UPDATED: Not only did Meredith Novack become the first woman to swim the almost 20-mile round trip route between Lanai and Maui on Sunday, but she also shattered the men’s record time by 44 minutes, and did it all with two tiger sharks trailing her.
Novack, a 37-year-old marathon swimmer based on Oahu, swam across the Auau channel from Lanai to Maui, in 11 hours and 1 minute.
Unbeknownst to the swimmer, her crew spotted two tiger shark following her for part of the swim, at least one of which was 15 feet long. The crew did not inform her until after she touched land. According to UPI, Novack was grateful for her ignorance. “I’m glad they didn’t tell me,” she said.
The crew could be mostly confident in Novack’s safety thanks to the Shark Shield she was using. “The only thing that kept me safe was the Shark Shield,” said Novack.
According to the Shark Shield website, the device consists of two electrodes that emit electric waves, creating an elliptical-shaped field around a swimmer or diver.
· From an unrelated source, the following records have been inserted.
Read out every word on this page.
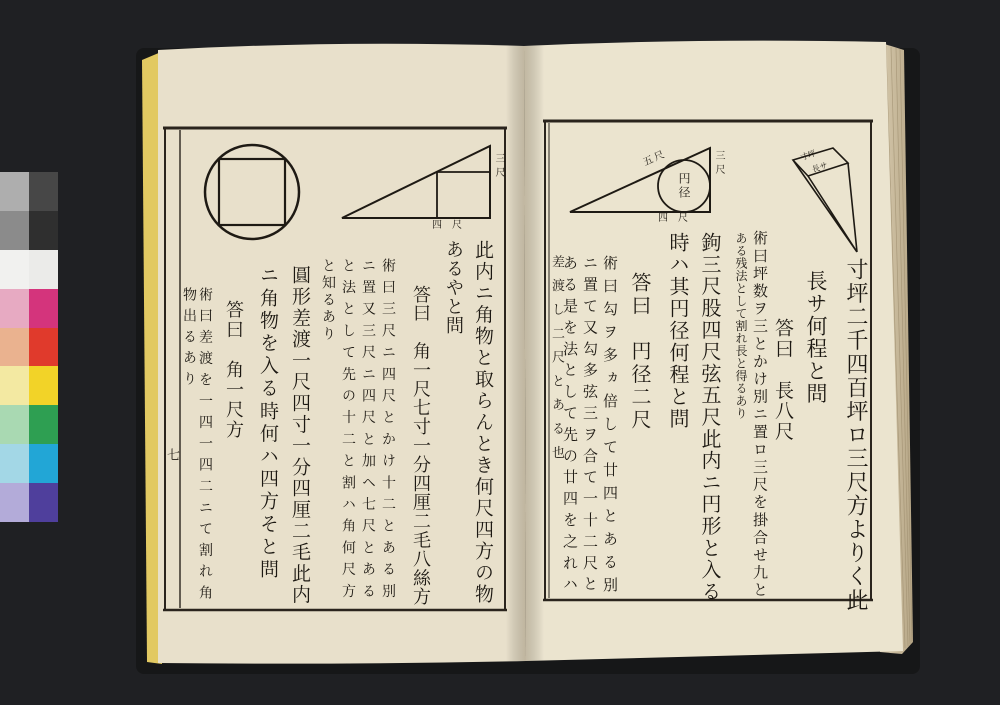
寸坪二千四百坪ロ三尺方よりく此
長サ何程と問
答曰　長八尺
術曰坪数ヲ三とかけ別ニ置ロ三尺を掛合せ九と
ある残法として割れ長と得るあり
鉤三尺股四尺弦五尺此内ニ円形と入る
時ハ其円径何程と問
答曰　円径二尺
術曰勾ヲ多ヵ倍して廿四とある別
ニ置て又勾多弦三ヲ合て一十二尺と
ある是を法として先の廿四を之れハ
差渡し二尺とある也
寸坪
長サ
三尺
四尺
五尺
円径
此内ニ角物と取らんとき何尺四方の物
あるやと問
答曰　角一尺七寸一分四厘二毛八絲方
術曰三尺ニ四尺とかけ十二とある別
ニ置又三尺ニ四尺と加ヘ七尺とある
と法として先の十二と割ハ角何尺方
と知るあり
圓形差渡一尺四寸一分四厘二毛此内
ニ角物を入る時何ハ四方そと問
答曰　角一尺方
術曰差渡を一四一四二ニて割れ角
物出るあり
七
三尺
四尺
Sharks have gel-filled sacs called Ampullae of Lorenzini, which they use to sense electrical fields given off by possible prey. When a shark senses the electric wave caused by the Shark Shield, the intense discomfort causes the shark to swim away. It was designed by the South African Kwazulu Natal Shark Board, which was also the first entity to employ shark nets for beaches.
Novack was not the first swimmer to use unconventional methods to deter dangerous sea life. When 64-year-old Diana Nyad swam 100 miles between Cuba and Key West, she donned a silicon face mask to protect against box jellyfish, which are deadly to humans. She tested the mask ahead of time by swimming through a mob of jellyfish. The tentacles could not penetrate the silicon.